Ce fut la réponse que le duc Étienne avoit donnée à son frère. De quoi le duc Frédéric se contentoit assez ; et avoit escript aucques sur celle forme aux oncles du roi, à son oncle le duc Aubert et à madame de Brabant, auquel il en avoit parlé à son retour ; et cuidoit bien que on eût mis toutes ces choses en non chaloir. Et aussi on parloit du mariage du roi ailleurs ; et se fût assez tôt le roi accordé à la fille du duc de Lorraine ; car elle étoit moult belle damoiselle et de son âge ou assez près, et de grande et noble génération, de ceux de Blois.
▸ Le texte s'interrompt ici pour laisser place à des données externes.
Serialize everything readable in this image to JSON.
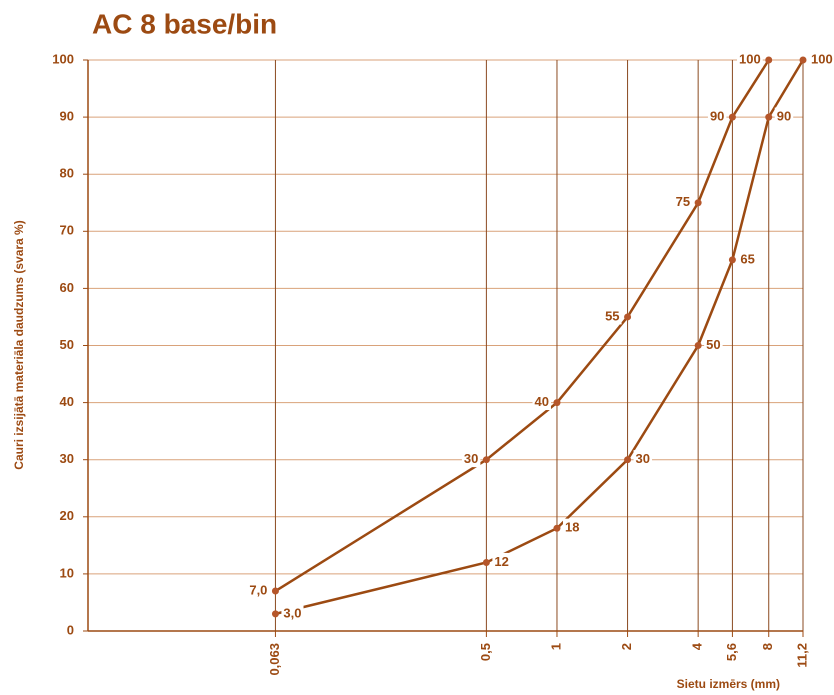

Et aussi parlé fut de la fille du duc de Lancastre[2], qui puis fut roine de Portingal ; mais on n’y pouvoit trouver nul bon moyen, pour leur guerre ; si convint la chose demeurer.
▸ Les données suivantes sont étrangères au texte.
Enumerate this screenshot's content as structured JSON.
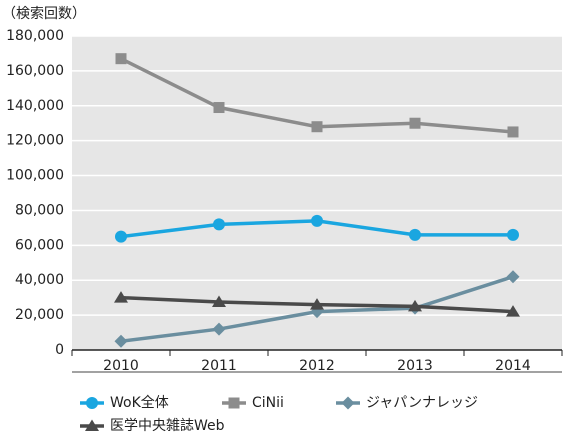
{
  "chart_data": {
    "type": "line",
    "ylabel": "（検索回数）",
    "categories": [
      "2010",
      "2011",
      "2012",
      "2013",
      "2014"
    ],
    "series": [
      {
        "name": "WoK全体",
        "color": "#1aa6e0",
        "marker": "circle",
        "values": [
          65000,
          72000,
          74000,
          66000,
          66000
        ]
      },
      {
        "name": "CiNii",
        "color": "#8c8c8c",
        "marker": "square",
        "values": [
          167000,
          139000,
          128000,
          130000,
          125000
        ]
      },
      {
        "name": "ジャパンナレッジ",
        "color": "#6a8e9f",
        "marker": "diamond",
        "values": [
          5000,
          12000,
          22000,
          24000,
          42000
        ]
      },
      {
        "name": "医学中央雑誌Web",
        "color": "#4a4a4a",
        "marker": "triangle",
        "values": [
          30000,
          27500,
          26000,
          25000,
          22000
        ]
      }
    ],
    "ylim": [
      0,
      180000
    ],
    "yticks": [
      0,
      {
        "value": 20000,
        "label": "20,000"
      },
      {
        "value": 40000,
        "label": "40,000"
      },
      {
        "value": 60000,
        "label": "60,000"
      },
      {
        "value": 80000,
        "label": "80,000"
      },
      {
        "value": 100000,
        "label": "100,000"
      },
      {
        "value": 120000,
        "label": "120,000"
      },
      {
        "value": 140000,
        "label": "140,000"
      },
      {
        "value": 160000,
        "label": "160,000"
      },
      {
        "value": 180000,
        "label": "180,000"
      }
    ],
    "grid": true,
    "legend": "bottom"
  }
}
Or remit sus la duchesse de Brabant le mariage de Bavière, quand elle fut à Cambray aux mariages dessus dits de Bourgogne et de Hainaut, et le roi de France et ses deux oncles y furent, le duc de Bourgogne et le duc de Bourbon ; et dit bien que c’étoit le plus profitable et le plus honorable, pour la cause des alliances qui en pouvoient descendre et venir des Allemands, que elle sçût à présent pour le roi. « Voire, dame, répondirent les oncles du roi, mais nous n’en oyons nulles nouvelles. » — « Or vous taisiez, dit la duchesse, je le ferai traire avant, et en orrez nouvelles en cel été sans nulle faute. » Les promesses de la duchesse furent avérées ; car elle fit tant que le duc Frédéric son oncle s’accorda à son frère le duc Étienne de la amener, si comme vous orrez en suivant ; et sur leur chemin disoient que ils alloient en pèlerinage à Saint-Jean d’Amiens. Toutes gens le supposoient ainsi ; car Allemands vont volontiers en pélerinage, et l’ont eu et le tiennent d’usage.
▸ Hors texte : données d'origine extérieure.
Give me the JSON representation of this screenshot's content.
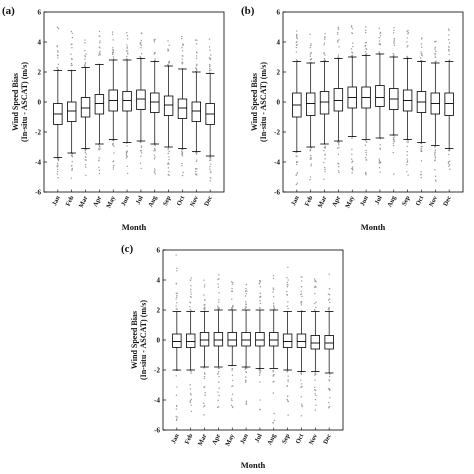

Quand le duc Frédéric et sa nièce, damoiselle Isabel de Bavière, orent été trois jours à Bruxelles de-lez la duchesse, ils s’en partirent et prindrent congé. Mais ce fut bien l’intention de la duchesse, et leur promit à leur département, que elle seroit aussitôt à Amiens comme eux, ou devant ; et que elle y vouloit aussi aller en pélerinage. Sur cel état faisoit-elle ordonner ses besognes. Or vinrent le duc Frédéric et sa niepce en Hainaut, et droitement au Quesnoy, où ils trouvèrent le duc et la duchesse, et Guillaume de Hainaut qui se nommoit et escripsoit comte d’Ostrevant, et madame sa femme, fille au duc de Bourgogne, lesquels et lesquelles reçurent liement et doucement le duc Frédéric de Bavière ; car le duc Aubert en étoit oncle, et leur nièce aussi. « Et comment en avez-vous finé de l’amener, demandèrent le duc Aubert et sa femme ; car bien savoient que leur frère le duc Étienne, pour les incidences dessus dites, y avoit jà été grandement rebelle ? » — « Je vous

  1. Il veut faire allusion à la cérémonie de la visite mentionnée plus haut.
  2. Suivant le moine de Saint-Denis, on hésita entre Isabelle de Bavière, une fille d’Autriche et la fille de Jean, duc de Lorraine ; mais on se décida à s’en remettre à l’inclination du roi. Un peintre habile fut envoyé sur les lieux pour faire le portrait des trois princesses, et Isabelle ayant paru la plus belle au roi, on se décida à la demander à son père.